No decisions have been made on the future of the mill site or on future ownership
A bird’s eye view of the Port Alice pulp mill. (Photo courtesy of the Ministry of the Environment and Climate Change Strategy)

Written by Debra Lynn

A delegation from the BC Ministry of the Environment and Climate Change Strategy came to Port Alice back on Feb. 28 to give Port Alice Village Council another update on the mill stabilization.

The delegation, all from the Environmental Protection Division, included Laurel Nash, assistant deputy minister, Rod Allen, acting executive director, Environmental Emergencies & Land Remediation Branch, and Maureen O’Connell, acting unit head, Environmental Emergencies & Land Remediation Branch.

Council was shown a slide of a digester that has been recently dismantled. Two digesters remain to be taken down and recycled by the trustee, Price Water House Cooper.
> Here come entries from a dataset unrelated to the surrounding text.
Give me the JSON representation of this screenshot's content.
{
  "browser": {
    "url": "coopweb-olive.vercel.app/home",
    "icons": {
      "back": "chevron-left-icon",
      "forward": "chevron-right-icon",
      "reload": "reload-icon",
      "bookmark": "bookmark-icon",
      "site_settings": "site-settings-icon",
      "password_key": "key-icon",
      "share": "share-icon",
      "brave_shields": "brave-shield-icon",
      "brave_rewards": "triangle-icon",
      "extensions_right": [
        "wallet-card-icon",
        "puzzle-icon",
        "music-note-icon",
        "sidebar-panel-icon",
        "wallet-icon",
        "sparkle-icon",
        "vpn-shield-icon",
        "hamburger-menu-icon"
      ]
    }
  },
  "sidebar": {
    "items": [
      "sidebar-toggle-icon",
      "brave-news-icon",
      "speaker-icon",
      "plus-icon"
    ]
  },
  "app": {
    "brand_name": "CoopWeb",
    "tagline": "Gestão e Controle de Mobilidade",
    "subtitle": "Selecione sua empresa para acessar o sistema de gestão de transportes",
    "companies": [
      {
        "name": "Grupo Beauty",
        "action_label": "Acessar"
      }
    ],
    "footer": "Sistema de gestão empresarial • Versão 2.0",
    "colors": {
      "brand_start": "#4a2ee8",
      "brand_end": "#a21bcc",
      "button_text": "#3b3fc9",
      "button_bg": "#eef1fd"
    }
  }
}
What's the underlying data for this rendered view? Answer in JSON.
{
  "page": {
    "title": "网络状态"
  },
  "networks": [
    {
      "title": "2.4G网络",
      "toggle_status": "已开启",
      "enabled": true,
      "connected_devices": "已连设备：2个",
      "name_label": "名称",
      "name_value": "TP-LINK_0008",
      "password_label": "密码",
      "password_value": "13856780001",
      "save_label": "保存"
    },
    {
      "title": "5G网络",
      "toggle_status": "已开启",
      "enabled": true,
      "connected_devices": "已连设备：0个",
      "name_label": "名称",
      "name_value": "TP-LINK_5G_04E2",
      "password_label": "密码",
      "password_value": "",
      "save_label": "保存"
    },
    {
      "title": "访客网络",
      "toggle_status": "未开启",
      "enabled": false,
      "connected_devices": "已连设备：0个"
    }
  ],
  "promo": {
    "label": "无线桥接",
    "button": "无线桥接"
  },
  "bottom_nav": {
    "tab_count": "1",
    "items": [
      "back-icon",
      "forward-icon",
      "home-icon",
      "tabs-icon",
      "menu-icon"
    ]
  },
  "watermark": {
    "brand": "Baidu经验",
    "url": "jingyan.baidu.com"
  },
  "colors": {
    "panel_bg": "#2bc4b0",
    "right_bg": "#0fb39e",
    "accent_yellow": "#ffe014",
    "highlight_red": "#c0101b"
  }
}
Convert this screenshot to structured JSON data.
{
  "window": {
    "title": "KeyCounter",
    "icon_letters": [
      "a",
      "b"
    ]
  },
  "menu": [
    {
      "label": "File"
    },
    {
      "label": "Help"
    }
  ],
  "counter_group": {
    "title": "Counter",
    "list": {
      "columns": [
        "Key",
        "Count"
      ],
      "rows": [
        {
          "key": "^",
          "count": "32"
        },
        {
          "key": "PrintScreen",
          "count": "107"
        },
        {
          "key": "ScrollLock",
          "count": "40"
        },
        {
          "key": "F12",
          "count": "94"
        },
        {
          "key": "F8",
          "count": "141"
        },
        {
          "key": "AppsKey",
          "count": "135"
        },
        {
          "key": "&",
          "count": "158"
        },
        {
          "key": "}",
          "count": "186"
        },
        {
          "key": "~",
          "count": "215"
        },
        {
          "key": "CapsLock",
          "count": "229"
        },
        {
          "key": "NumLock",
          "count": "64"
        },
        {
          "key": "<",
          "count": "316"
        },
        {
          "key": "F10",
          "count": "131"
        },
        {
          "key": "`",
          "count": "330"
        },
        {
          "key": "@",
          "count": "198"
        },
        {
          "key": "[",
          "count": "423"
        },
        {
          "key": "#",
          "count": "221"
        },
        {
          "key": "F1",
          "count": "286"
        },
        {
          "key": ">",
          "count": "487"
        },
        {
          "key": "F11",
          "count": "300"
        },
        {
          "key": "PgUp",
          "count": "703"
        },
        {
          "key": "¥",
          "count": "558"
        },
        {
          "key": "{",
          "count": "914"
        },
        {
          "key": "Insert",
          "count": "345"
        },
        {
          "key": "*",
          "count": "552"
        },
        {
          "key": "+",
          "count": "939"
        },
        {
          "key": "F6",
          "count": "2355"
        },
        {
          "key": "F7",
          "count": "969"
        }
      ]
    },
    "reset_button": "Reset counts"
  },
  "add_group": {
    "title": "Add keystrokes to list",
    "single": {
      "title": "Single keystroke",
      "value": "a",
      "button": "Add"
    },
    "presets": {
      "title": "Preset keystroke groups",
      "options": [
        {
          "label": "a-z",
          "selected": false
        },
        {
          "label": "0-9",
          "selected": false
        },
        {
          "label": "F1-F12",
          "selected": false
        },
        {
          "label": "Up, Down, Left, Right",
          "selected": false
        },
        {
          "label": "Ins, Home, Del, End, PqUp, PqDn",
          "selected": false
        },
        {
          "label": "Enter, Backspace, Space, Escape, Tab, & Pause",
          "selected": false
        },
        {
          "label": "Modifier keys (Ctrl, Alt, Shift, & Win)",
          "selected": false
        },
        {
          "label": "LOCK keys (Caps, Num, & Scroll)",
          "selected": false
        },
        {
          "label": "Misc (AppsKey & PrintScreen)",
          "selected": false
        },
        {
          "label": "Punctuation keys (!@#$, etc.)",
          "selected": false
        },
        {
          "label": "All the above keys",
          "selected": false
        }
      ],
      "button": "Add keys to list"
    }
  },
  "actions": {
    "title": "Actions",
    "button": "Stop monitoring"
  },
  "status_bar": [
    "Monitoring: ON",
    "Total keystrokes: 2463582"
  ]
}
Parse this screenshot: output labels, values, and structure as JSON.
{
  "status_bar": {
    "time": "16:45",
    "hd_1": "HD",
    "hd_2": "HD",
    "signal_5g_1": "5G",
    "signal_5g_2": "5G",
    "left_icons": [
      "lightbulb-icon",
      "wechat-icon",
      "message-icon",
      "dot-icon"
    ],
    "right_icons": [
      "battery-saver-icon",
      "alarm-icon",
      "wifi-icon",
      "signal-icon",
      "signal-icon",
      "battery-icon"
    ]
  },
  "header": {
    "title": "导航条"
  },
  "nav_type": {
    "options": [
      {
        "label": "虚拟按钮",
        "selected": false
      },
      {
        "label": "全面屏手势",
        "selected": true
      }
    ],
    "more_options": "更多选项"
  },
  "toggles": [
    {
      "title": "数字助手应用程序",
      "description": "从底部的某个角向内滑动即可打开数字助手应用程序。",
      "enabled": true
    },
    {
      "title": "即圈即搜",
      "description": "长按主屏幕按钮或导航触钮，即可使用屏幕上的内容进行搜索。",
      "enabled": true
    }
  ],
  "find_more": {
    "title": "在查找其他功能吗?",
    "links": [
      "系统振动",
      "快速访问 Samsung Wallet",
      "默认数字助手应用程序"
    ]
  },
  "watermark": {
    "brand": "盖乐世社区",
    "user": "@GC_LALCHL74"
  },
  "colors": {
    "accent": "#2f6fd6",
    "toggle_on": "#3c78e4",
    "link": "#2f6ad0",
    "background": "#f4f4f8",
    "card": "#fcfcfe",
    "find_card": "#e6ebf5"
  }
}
A new water treatment plant, able to treat up to 500 metres cubed per day, is up and running. It is removing the mercury from the effluent that is collected. The rest of the water processing infrastructure, except for the aeration basin, is still being used for effluent management: it is holding the water that comes off the landfill so that it can be treated prior to discharge.

A landslide from the Knott landfill occurred either late on Christmas Day or Dec. 26. It blocked Marine Drive, creating long detours for WFP workers and tourists going to the Wild West Coast. The receiver cleared the material from the road on Feb. 21 and put some lock blocks where the slide material is coming down, though there is still some water running through that area.

New signage has been installed that warns users of the hazards on the road and advises not to stop for 1 km.

Atkins Realis, formerly SNC Lavalin, was hired to conduct a third-party review of the stabilization closure plan that Tetratech had put together. Atkins Realis agreed with Tetratech in that additional drilling investigation was warranted to learn more about the area. After a geotechnical drilling investigation that was initiated in November, it was discovered in early February that there are renewed concerns with the stability of the lower slope, below the main landfill.

Data processing is still ongoing, but the ministry was informed that the main landfill closure can’t occur this construction season as was previously planned. Completion of stabilization activities were on track for April, with the needed equipment already being brought on site. A cap needs to be placed over the landfill to decrease the leeching that is coming through. Because this can’t happen at this time, closure will be delayed until 2025/26.

Many impacts are arising from that delay. Previously, the receiver was looking to do a drill and shoot program to harvest aggregate to use on site. They can’t do that at this time because blasting would need to occur near the main landfill where there are slope stability concerns.

The water treatment plant may need to be expanded, so that it can treat more than 500 metres cubed per day, or other plans may need to be made to deal with large quantities of effluent. If the landfill could have been capped this summer, the quantity of effluent would have decreased. Not quite so much water would have needed to be processed after the rainy season.

One other major task remaining is the marine log dock demolition. Lemare has been on sight and is doing some preparatory work to bring down the structure.

No decisions have been made on the future of the mill site or on future ownership. By the end of fiscal period 2023/24, the de-risking and stabilization of the mill site is estimated to cost the provincial government $116 million.